Cette dernière caractéristique se retrouve sur des exemplaires découverts à Deir el-Médina, comme le chaouabti en bois stuqué et peint de la Dame Meresger, datant de la XIXème dynastie et conservé au Musée du Louvre (Inv. N° N 2684, ANDREU 2002, p. 295-296 : Fig. 224). Momiforme, très longiligne, la figurine arbore une perruque tripartite noire, et ses bras croisés sont emprisonnés dans le suaire. Les bijoux, un grand collier, ainsi que le texte (disposé en colonnes sur les jambes et délimité par un trait), sont peints en noir sur fond ocre et blanc. La polychromie, bien conservée, permet de contempler un visage imberbe à la carnation ocre rouge, aux sourcils et aux iris noirs, et à la sclérotique blanche. Le chaouabti de Dame Meresger correspond ainsi à l’un des deux types de serviteurs funéraires caractéristiques de Deir el-Médina : celui des figures « filiformes » , en bois stuqué et peint, à la taille comprise entre 15 et 20 cm, à la sculpture « grossière » et aux bras « traités sommairement », au texte réduit sur une « simple colonne » citant simplement le nom du propriétaire (ANDREU 2002, p. 296 : description et interprétation). Les traces de polychromie mises en évidence par la campagne de restauration de 2019 autorisent à voir dans le chaouabti Co. 2349 un objet de ce type. Des traces d’ocre jaune s’observant aux environs de la face, la figurine serait celle d’une dame, le teint des délicates maîtresses de maison égyptiennes étant en général plus clair que celui de leurs époux.

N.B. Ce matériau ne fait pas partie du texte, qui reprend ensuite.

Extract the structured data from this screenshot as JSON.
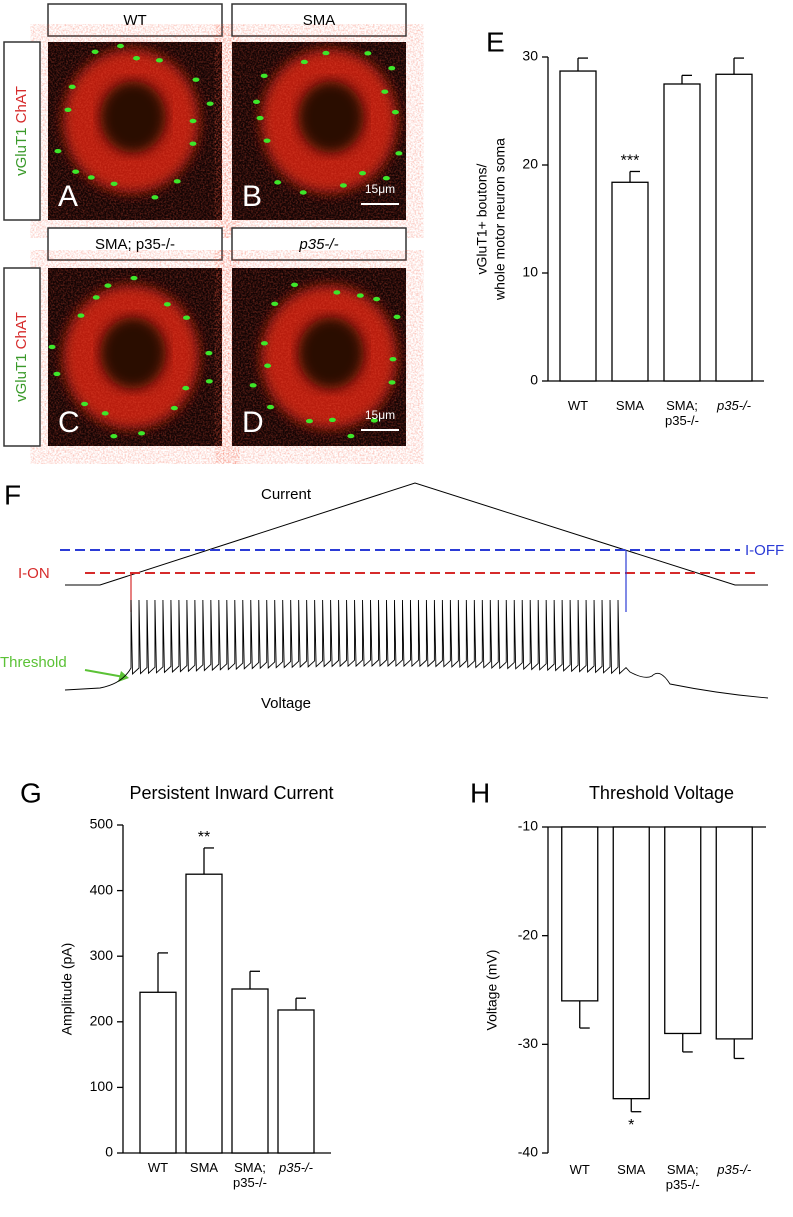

L’absence de décor et d’inscription rend la datation difficile. La perruque tripartite unie, aussi appelée « perruque archaïque » (Chaouabtis 2003, p. 26 : tableau des coiffures, genre n°1), existant à toutes les époques, elle n’est pas un critère probant. L’absence de pilier dorsal serait l’indice d’une fabrication antérieure à la Basse Époque, voire même avant la Troisième Période intermédiaire, période pendant laquelle se répand une position particulière des bras, l’un étant croisé et l’autre ballant le long du corps. Enfin, il n’a certainement pas été sculpté pendant la période amarnienne où le costume des vivants prime sur le suaire osirien (Chaouabtis 2003, p. 24). On notera que l’utilisation du bois, pour ce genre de mobilier funéraire, correspond plus particulièrement à une période comprise entre la XVIIème dynastie et la fin du Nouvel Empire, notamment avec des essences comme le tamaris (Chaouabtis 2003, p. 32 et ushabti.com, rubrique « Determine Age »), ce qui est le cas de la figurine du Musée Rodin.
En conclusion, le chaouabti Co. 2349 proviendrait assez vraisemblablement de l’équipement funéraire d’une dame du Nouvel Empire, sans exclure néanmoins de l’ajouter à la longue liste des chaouabtis de Séti Ier. Datant vraisemblablement de la XIXème dynastie, il est probable qu’il faisait partie d’un ensemble de plusieurs chaouabtis, assez souvent réunis dans un coffret.
Anépigraphe, mais peut-être anciennement inscrit.
Acquis par Rodin entre 1893 et 1913.
BOREUX 1913 : Meudon / pavillon de l'Alma / vitrine 5, 309, "Ushabti en bois peint. Une ligne verticale a presque entièrement disparu. Haut. 21 cent. Sans valeur."
Donation Rodin à l’État français en 1916.